Direktur Eksekutif The Wahid Foundation Yenny Wahid menerangkan, faktor kemiskinan, tingkat pendidikan, dan tempat tinggal bukanlah faktor-faktor yang berhubungan langsung dan menyebabkan orang untuk melakukan radikalisme.
“Ternyata tidak sama sekali. Contoh paling gampang Bachrun Naim. Orang Indonesia dan sekarang di ISIS. S2 nya di UI. Pendidikannya tinggi juga berasal dari kelompok berada karena keluarganya adalah saudagar batik di Solo,” ungkap Yenny saat menjadi narasumber dalam acara diskusi publik dengan tema Radikalisme di Timur Tengah dan Pengaruhnya di Indonesia di Auditorium Gedung PPSDM Jakarta, Sabtu (22/7) sore.
Baca: Ini Dia Propaganda dan Sasaran Kaum Radikal, Waspadalah!
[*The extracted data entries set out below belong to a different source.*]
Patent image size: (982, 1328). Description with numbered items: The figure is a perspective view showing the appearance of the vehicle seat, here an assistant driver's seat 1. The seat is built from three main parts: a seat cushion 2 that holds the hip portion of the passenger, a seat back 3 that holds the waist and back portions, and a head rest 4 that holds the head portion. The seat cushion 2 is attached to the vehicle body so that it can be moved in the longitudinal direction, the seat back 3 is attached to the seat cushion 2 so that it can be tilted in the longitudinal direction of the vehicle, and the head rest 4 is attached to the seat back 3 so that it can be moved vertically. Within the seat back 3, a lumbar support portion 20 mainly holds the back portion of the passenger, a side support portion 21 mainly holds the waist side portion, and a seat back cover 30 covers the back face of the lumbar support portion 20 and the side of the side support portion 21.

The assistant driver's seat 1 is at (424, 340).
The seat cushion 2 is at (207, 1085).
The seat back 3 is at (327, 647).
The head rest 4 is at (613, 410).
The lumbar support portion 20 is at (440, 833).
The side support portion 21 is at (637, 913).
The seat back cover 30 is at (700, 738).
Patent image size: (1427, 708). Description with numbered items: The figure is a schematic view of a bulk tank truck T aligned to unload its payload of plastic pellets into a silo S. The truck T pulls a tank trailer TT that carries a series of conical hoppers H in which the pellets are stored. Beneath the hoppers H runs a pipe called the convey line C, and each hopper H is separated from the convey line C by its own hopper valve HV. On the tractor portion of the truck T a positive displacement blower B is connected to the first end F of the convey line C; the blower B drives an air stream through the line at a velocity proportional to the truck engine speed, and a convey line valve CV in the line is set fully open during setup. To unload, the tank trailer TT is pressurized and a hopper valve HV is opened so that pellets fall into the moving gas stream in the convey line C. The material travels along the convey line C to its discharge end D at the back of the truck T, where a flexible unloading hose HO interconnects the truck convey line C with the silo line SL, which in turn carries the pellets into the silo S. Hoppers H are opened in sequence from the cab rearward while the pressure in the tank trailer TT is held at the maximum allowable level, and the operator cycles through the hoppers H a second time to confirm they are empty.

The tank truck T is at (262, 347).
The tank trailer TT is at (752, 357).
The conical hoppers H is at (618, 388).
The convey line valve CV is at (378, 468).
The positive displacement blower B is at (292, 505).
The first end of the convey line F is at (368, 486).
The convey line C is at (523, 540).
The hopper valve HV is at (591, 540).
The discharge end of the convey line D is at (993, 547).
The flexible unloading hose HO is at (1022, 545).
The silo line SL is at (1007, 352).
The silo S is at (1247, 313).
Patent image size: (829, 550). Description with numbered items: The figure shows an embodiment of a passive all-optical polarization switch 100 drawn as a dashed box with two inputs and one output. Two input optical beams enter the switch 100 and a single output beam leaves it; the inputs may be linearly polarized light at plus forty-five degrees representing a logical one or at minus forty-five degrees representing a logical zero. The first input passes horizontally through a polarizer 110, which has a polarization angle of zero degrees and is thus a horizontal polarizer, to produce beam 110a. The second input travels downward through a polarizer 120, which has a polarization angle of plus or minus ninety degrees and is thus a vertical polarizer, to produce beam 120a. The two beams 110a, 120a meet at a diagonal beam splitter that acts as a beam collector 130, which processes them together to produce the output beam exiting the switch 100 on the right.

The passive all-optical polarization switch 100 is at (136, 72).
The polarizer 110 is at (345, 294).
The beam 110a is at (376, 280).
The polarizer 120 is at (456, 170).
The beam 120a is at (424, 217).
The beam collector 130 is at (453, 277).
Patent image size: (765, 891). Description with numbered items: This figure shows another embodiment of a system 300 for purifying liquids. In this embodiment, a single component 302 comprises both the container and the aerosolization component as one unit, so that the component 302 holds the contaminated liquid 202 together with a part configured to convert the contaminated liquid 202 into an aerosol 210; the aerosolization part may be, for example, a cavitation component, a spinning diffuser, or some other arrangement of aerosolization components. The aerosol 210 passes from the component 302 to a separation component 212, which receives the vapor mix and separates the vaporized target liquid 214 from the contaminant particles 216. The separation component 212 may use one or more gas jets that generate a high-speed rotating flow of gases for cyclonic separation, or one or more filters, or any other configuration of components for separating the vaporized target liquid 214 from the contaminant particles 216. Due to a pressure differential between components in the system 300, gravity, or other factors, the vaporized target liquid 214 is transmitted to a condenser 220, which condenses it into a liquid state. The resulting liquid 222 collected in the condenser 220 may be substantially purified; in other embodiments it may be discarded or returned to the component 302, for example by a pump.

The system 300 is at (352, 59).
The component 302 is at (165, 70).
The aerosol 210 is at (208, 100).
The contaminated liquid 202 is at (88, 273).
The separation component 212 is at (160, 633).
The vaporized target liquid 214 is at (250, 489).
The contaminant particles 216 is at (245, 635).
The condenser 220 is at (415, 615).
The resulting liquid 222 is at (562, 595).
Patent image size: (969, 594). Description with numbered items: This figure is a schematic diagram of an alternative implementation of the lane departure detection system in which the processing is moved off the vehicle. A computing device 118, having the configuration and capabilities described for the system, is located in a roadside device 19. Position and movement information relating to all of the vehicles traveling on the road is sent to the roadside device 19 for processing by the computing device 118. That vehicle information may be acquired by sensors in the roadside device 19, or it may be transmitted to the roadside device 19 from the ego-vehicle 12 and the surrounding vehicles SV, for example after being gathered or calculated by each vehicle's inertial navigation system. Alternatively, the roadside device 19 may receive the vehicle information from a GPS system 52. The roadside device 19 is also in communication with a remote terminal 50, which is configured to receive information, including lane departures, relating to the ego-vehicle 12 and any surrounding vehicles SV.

Setelah melakukan penelitian ia menemukan ada tiga faktor yang berhubungan langsung dan mempengaruhi orang untuk melakukan tindakan radikalisme. Pertama, faktor teralienasi. Yang dimaksud dengan teralienasi adalah ketika seseorang melihat ada ketidakadilan di sekelilingnya dan harus dilawan atau ia terkucil dari lingkungannya.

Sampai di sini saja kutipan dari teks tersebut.